Question

Am I on the right track????
2 Sin^2 (45deg - theta)
becomes...
Sin^2 theta (sin (45deg - theta)
which becomes...
Sin^2 theta (sin 45 cos theta - cos 45 sin theta)?

Answer 1

\(\large \rm \sin^2( x)\) is same as \(\large \rm \left(\sin( x)\right)^2\)

Answer 2

So then the (45deg - theta) would be squared?

Answer 3

\[\large \rm 2\sin^2(45 - \theta) = 2\left[\sin (45-\theta)\right]^2 \]

Answer 4

\[\large \rm = 2\left[\sin (45) \cos(\theta) - \cos(45) \sin(\theta)\right]^2 \]

Answer 5

\[\large \rm = 2\left[\frac{1}{\sqrt{2}} \cos(\theta) - \frac{1}{\sqrt{2}} \sin(\theta)\right]^2 \]

Answer 6

\[\large \rm = 2\frac{1}{2}\left[\cos(\theta) - \sin(\theta)\right]^2 \]

Answer 7

\[\large \rm = \left[\cos(\theta) - \sin(\theta)\right]^2 \]

Answer 8

use (a-b)^2 = a^2+b^2-2ab and simplify

Answer 9

one moment let me see if i can simplify...

Answer 10

so it just becomes Cos^2 theta + Sin^2 theta?

Answer 11

\[\large \rm \left[\cos(\theta) - \sin(\theta)\right]^2 = \cos^2(\theta) + \sin^2(\theta) - 2\sin(\theta)\cos(\theta)\]

Answer 12

recall the identity : sin^2 + cos^2 = 1

Answer 13

\[\large \rm \begin{align} \left[\cos(\theta) - \sin(\theta)\right]^2 &= \cos^2(\theta) + \sin^2(\theta) - 2\sin(\theta)\cos(\theta)\\~\\&=1 - \sin (2\theta)\end{align}\]

Answer 14

oh yes.
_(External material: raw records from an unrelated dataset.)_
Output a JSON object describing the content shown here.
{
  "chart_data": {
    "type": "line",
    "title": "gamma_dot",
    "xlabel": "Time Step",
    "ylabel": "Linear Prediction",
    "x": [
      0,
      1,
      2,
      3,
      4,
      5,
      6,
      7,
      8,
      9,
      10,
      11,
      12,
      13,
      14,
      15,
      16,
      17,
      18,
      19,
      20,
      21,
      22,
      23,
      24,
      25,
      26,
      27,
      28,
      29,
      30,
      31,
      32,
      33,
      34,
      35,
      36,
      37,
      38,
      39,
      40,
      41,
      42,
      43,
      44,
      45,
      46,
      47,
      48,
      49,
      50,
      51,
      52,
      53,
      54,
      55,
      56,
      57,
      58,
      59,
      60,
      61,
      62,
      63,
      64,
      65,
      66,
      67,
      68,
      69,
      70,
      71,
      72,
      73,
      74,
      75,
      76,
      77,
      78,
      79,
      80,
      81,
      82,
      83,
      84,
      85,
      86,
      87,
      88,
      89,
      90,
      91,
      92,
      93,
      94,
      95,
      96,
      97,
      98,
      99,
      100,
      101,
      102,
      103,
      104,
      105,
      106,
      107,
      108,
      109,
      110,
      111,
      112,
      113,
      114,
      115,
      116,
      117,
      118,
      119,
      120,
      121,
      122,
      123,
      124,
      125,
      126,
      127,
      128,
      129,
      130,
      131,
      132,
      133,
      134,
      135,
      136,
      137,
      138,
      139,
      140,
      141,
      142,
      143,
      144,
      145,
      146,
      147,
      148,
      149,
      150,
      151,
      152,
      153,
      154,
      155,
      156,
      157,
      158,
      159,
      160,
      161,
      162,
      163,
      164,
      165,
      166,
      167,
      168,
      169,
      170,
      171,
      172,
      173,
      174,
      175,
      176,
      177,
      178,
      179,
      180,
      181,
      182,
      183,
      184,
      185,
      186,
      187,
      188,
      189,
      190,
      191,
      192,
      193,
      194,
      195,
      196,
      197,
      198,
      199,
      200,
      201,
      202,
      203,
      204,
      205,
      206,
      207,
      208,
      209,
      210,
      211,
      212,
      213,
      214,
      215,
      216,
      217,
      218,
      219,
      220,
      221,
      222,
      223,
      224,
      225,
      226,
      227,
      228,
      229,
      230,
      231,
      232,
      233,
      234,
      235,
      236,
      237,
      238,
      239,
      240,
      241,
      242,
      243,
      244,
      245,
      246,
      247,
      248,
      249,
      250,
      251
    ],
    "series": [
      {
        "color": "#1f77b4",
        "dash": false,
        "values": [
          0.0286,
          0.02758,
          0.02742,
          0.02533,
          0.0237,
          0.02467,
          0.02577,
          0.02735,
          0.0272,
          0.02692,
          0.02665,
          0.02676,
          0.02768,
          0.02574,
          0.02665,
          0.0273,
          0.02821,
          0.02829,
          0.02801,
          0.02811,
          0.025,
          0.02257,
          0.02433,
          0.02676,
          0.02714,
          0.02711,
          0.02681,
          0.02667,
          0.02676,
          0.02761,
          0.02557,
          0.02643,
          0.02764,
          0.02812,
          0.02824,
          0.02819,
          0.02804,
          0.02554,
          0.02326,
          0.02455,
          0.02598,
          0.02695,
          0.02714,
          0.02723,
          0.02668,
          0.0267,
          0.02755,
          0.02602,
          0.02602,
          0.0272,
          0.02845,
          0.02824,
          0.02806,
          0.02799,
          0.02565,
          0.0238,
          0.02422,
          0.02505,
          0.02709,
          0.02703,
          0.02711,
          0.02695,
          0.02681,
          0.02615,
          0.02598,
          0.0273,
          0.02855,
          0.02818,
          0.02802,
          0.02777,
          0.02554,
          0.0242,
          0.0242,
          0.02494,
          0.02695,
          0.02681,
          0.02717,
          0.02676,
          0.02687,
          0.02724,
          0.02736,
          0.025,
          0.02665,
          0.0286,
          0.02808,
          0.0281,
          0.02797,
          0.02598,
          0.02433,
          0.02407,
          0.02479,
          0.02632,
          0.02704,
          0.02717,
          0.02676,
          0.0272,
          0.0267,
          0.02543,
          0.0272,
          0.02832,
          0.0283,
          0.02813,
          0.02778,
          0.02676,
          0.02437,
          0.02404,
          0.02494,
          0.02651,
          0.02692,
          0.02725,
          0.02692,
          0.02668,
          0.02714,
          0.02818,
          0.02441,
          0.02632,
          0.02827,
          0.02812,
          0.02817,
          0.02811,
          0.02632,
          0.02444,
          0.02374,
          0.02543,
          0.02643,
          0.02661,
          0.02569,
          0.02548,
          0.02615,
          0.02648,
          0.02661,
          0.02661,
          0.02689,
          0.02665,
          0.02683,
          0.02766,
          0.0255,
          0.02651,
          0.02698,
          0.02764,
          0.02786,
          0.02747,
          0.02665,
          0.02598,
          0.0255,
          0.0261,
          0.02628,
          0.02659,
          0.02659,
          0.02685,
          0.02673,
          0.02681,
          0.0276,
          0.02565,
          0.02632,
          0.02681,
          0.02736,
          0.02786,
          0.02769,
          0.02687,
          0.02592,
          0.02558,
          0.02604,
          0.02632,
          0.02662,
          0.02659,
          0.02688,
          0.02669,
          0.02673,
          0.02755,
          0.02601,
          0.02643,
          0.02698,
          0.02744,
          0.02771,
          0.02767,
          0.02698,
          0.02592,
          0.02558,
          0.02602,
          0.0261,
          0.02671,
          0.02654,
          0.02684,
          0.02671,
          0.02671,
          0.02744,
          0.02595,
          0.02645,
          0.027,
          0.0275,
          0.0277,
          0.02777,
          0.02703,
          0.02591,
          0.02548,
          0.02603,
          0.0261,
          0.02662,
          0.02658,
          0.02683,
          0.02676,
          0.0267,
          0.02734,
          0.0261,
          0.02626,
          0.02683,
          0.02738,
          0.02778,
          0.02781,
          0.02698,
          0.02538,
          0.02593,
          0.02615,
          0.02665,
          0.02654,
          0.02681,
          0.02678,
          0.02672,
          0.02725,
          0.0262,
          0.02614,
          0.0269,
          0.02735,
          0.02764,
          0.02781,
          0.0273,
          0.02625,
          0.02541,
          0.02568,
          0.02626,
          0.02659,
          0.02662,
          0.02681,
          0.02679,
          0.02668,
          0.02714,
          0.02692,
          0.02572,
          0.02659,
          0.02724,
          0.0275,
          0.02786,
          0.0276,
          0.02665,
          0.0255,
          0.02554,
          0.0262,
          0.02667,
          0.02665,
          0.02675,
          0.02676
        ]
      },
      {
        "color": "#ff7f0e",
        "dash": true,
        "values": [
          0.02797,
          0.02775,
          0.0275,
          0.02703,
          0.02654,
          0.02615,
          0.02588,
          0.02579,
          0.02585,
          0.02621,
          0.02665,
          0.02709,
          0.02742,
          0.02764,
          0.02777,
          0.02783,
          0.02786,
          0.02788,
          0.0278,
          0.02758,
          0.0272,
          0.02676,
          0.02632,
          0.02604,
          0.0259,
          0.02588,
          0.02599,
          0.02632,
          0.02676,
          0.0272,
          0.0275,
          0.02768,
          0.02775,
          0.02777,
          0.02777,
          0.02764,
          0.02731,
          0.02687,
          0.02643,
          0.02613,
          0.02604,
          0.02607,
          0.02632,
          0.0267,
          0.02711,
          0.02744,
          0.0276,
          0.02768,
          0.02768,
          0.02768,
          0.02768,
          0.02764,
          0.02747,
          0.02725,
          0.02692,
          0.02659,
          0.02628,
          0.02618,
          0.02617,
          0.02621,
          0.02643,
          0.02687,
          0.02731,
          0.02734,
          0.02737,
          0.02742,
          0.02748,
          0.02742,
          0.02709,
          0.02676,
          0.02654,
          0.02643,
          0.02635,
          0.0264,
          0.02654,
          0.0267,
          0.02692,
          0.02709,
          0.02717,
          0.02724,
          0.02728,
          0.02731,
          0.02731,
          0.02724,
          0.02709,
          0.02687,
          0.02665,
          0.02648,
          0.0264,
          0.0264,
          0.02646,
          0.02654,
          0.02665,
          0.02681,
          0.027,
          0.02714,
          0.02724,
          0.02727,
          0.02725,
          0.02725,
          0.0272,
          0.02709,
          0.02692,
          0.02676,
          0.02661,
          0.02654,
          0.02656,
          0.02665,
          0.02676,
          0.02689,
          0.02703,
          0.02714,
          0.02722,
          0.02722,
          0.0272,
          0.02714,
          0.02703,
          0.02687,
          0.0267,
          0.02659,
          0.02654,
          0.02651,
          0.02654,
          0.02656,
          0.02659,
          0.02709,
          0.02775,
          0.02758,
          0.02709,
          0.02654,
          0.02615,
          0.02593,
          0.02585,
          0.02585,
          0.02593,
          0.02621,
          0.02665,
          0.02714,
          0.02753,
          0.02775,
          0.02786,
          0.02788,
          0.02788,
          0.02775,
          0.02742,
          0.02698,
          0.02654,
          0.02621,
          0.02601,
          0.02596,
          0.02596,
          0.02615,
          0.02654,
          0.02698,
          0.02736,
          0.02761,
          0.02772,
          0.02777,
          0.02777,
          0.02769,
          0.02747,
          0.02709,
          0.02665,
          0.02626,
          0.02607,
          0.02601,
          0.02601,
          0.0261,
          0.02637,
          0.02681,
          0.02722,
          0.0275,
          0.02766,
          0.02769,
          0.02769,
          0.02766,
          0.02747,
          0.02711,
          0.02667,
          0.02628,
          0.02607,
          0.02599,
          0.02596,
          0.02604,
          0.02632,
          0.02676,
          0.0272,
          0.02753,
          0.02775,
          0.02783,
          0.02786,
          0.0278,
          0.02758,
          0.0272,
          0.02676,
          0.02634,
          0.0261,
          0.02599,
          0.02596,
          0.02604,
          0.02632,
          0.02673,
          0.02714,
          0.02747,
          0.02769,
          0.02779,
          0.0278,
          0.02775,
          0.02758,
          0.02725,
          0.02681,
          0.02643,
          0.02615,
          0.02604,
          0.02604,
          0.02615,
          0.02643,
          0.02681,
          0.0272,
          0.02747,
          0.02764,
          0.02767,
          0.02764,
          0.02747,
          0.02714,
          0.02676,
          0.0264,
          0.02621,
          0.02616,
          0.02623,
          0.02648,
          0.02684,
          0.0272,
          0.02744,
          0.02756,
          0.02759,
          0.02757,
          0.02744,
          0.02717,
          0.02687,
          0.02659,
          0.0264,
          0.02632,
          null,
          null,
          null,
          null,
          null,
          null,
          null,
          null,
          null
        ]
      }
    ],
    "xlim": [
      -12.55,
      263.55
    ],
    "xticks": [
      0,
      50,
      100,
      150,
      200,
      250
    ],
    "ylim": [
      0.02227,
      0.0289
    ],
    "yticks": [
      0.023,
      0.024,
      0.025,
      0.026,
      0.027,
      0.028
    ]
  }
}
I see, but one question im confused on, is how did you get the 1/2 back in step 4?

Answer 15

\[\large \rm 2\left[\frac{1}{\sqrt{2}} \cos(\theta) - \frac{1}{\sqrt{2}} \sin(\theta)\right]^2\]

after this step ?

Answer 16

yes

Answer 17

factor 1/sqrt(2) from both terms

Answer 18

\[\large \rm 2\left[\frac{1}{\sqrt{2}} (\cos(\theta) - \sin(\theta))\right]^2\]

Answer 19

but isn't the sin and cos of 1/radical 2 = radical 2/2?

Answer 20

oh my gosh , i m an idiot. of course. thank you

Answer 21

I appreciate your time.